There is widespread agreement that some level of cooperation among operators, even potentially adversarial ones, is necessary given the increased crowding in orbits used for critical applications including communications, navigation and weather forecasting. Not only is the number of operational satellites in these orbits increasing, so is the amount of debris that can be tracked but not controlled.

The Defense Department operates the most sophisticated space surveillance network in the world and generally recognizes the benefits of sharing data, from both an economic and national security standpoint. While there is overlap between the two, national security takes precedence, said U.S. Air Force Maj. Gen. Jay Santee, principal director in the office of the deputy assistant secretary of defense for space policy.

Speaking during a July 19 panel discussion on space situational awareness, Santee said the Defense Department is in the midst of a study with the U.S. intelligence community and U.S. Strategic Command of how much space situational awareness data can be shared without compromising national security.

“We have to be fairly rigorous and disciplined and think through the implications of what we are going to share and how we are going to share it,” Santee said.

One of the challenges is that the U.S. national security community tends to be fairly insular, Santee said. But others are technical, particularly when it comes to combining Defense Department data with data from outside sources.

For example, commercial satellite operator Intelsat has said warnings of orbital conjunctions — close approaches between operational satellites and other objects — provided by Strategic Command’s Joint Space Operations Center (JSPOC) could be improved with better use of data provided by operators themselves. Because satellite operators frequently maneuver their spacecraft, the JSPOC warnings are not necessarily based on the most up-to-date information.

Commercial operators, through an orbital data-sharing cooperative known as the Space Data Association, have met with Strategic Command to discuss the feasibility of providing experimental service that would enable JSPOC to automatically ingest and process the most up to date position-location data on commercial satellites. The proposal so far has gotten little traction, even though Strategic Command acknowledges it cannot automatically ingest outside information today.

Part of the problem with bringing outside data into JSPOC’s system, Santee said, has to do with cybersecurity concerns.

Santee was not specific, but Defense Department computing systems are under constant attack by increasingly sophisticated hackers, making cybersecurity a top priority, defense officials say. Opening up JSPOC’s system to outside data could potentially open up an avenue to hackers.

Despite these and other challenges, the U.S. government continues to expand its cooperative ties in space situational awareness, primarily with allies but even with potential adversaries. This is in accordance with U.S. President Barack Obama’s January 2011 National Security Space Strategy, which states that shared awareness of the orbital environment will prevent mishaps, misconceptions and mistrust.

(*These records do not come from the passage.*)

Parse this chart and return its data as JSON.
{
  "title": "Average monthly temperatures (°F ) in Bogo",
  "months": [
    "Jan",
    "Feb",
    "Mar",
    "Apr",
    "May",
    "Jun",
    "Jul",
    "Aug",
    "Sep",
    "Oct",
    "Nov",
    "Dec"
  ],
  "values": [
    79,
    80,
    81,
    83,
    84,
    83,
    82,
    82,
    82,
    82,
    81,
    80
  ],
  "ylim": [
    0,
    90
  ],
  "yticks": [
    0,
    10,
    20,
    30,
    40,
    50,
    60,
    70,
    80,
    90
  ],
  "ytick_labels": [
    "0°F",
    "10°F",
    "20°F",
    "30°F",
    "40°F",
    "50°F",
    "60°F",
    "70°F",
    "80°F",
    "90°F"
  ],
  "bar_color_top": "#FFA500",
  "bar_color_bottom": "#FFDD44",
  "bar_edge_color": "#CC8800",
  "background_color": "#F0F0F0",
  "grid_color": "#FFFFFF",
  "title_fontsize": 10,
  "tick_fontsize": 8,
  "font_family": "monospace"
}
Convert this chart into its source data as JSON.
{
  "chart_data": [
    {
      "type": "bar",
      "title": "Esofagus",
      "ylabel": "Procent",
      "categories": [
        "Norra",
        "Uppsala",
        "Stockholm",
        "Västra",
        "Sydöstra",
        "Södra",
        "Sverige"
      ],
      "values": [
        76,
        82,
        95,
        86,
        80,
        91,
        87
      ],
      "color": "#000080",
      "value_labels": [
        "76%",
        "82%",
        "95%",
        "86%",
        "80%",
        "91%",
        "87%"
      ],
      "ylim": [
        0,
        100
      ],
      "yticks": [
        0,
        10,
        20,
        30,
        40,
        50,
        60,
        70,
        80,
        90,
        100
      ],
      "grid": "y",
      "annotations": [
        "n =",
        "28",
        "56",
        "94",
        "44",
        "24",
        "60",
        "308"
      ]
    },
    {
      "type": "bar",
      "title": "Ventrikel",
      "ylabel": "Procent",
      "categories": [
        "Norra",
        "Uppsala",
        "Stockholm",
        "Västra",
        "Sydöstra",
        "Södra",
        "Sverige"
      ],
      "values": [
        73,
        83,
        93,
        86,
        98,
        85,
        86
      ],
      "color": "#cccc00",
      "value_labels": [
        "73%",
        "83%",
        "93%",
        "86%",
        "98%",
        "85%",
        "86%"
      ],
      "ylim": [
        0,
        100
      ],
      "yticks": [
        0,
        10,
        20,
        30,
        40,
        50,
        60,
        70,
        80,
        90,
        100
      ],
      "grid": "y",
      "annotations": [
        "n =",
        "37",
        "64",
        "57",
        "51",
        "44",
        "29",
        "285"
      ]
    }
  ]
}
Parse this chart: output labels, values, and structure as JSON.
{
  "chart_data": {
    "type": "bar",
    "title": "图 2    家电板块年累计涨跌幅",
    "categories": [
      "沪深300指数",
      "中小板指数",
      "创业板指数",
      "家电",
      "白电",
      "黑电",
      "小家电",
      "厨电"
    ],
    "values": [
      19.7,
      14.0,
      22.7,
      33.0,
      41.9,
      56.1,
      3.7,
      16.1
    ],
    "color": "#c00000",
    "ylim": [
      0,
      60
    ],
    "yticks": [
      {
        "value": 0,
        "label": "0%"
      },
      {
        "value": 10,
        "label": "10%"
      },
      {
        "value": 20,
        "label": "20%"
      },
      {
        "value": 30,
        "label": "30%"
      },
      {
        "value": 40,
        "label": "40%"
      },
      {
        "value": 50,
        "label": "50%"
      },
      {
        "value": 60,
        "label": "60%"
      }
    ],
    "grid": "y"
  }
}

In the last few years, the White House has announced a number of data-sharing agreements with other countries including a five-year pact with Canada and other, though more tentative, arrangements with Australia, France and Japan.

Air Force Gen. Robert Kehler, who as commander of Strategic Command has some authority to negotiate space data-sharing agreements with U.S. allies, told reporters here July 12 that six such arrangements are pending. These types of agreements will contribute to the ability to maneuver safely in space, he said.

Audrey Schaffer, a space policy analyst in the office of the deputy assistant secretary of defense for space policy, said the quality of U.S. space situational awareness data provided to other countries has improved significantly in the last few years.

“I think we have actually come a long way in the last couple of years,” Schaffer said during a July 18 panel here on emerging trends in space. “So I think from my perspective, just from a U.S. perspective, it will be really interesting to see how other countries overcome whatever sort of internal process issues that they have to share some of the information that they have more widely … with other countries.”

Michael Listner, a policy consultant with Space Law and Policy Solutions in East Rochester, N.H., said orbital data-sharing agreements will always be constrained by the reality that countries with an interest in working together today could become adversaries in the future.

“My knowledge of the subject is even though we are sharing [space situational awareness data], there are political thoughts that we shouldn’t be sharing as much as we have so far,” Listner said. “And I think that is always going to be a factor in any future sharing agreements.”